Before he was bundled by police officers and put up in a Gaborone Prisons clinic, he was adrift somewhere in Mahalapye where the treatment was discontinued and it is feared may have infected others.
Health officials told Sunday Standard that Sibanda’s case is far from unique.
They explained that while Sibanda had residence papers, most Zimbabwean immigrants are illegal and have sunk out of view of normal society. They stay in crowded squats where up to 15 people share one small room and they keep their TB status underground with them.
They expressed concern the government is keen to restrict foreigners to emergency-only public health facilities use, which will simply push the TB problem further underground.

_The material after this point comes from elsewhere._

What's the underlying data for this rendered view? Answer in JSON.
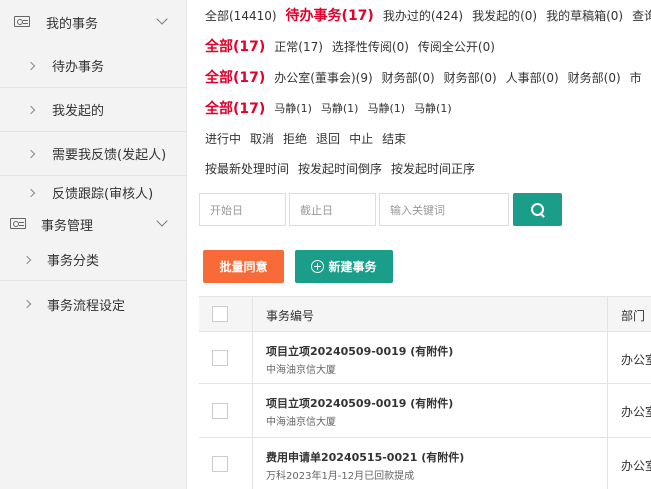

“Closing down access to public health services is a worrying development, and, particularly in terms of TB, has serious public health implications.”
There aren’t any official figures on numbers of Zimbabwean migrants with TB, but health workers say cases are on the increase. Figures from the Ministry of Health show that TB infections in Botswana are on the rise, especially on the back of the HIV/AIDS pandemic. With the number of illegal immigrants growing in the wake of Zimbabwe’s political and economic meltdown, there are fears that the imported TB virus is being kept underground where it is festering into multiple drug resistant TB posing a public hazard to Batswana who come into contact with the infected immigrants.
Sibanda has filed an urgent application before Justice Abednico Tafa challenging the Ministry of Health to show cause why he could not be released from the prison clinic to a medical facility preferably Princess Marina Hospital where he can be kept in isolation for the protection of himself and Batswana pending the outcome of his appeal against the deportation order.
He also wants the Ministry to show cause why he can not be provided with the necessary Multi drug resistance Tuberculosis treatment pending the outcome of the appeal. Sibanda also challenges the Attorney General, Ministry of Health and the Department of Immigration to show cause why they should not be ordered to pay costs of the application on an attorney client scale and that the order being prayed for be issued urgently. He has in the meanwhile appealed against the Immigration department’s decision to deport him arguing that he was improperly declared a prohibited immigrant because he was diagnosed with tuberculosis.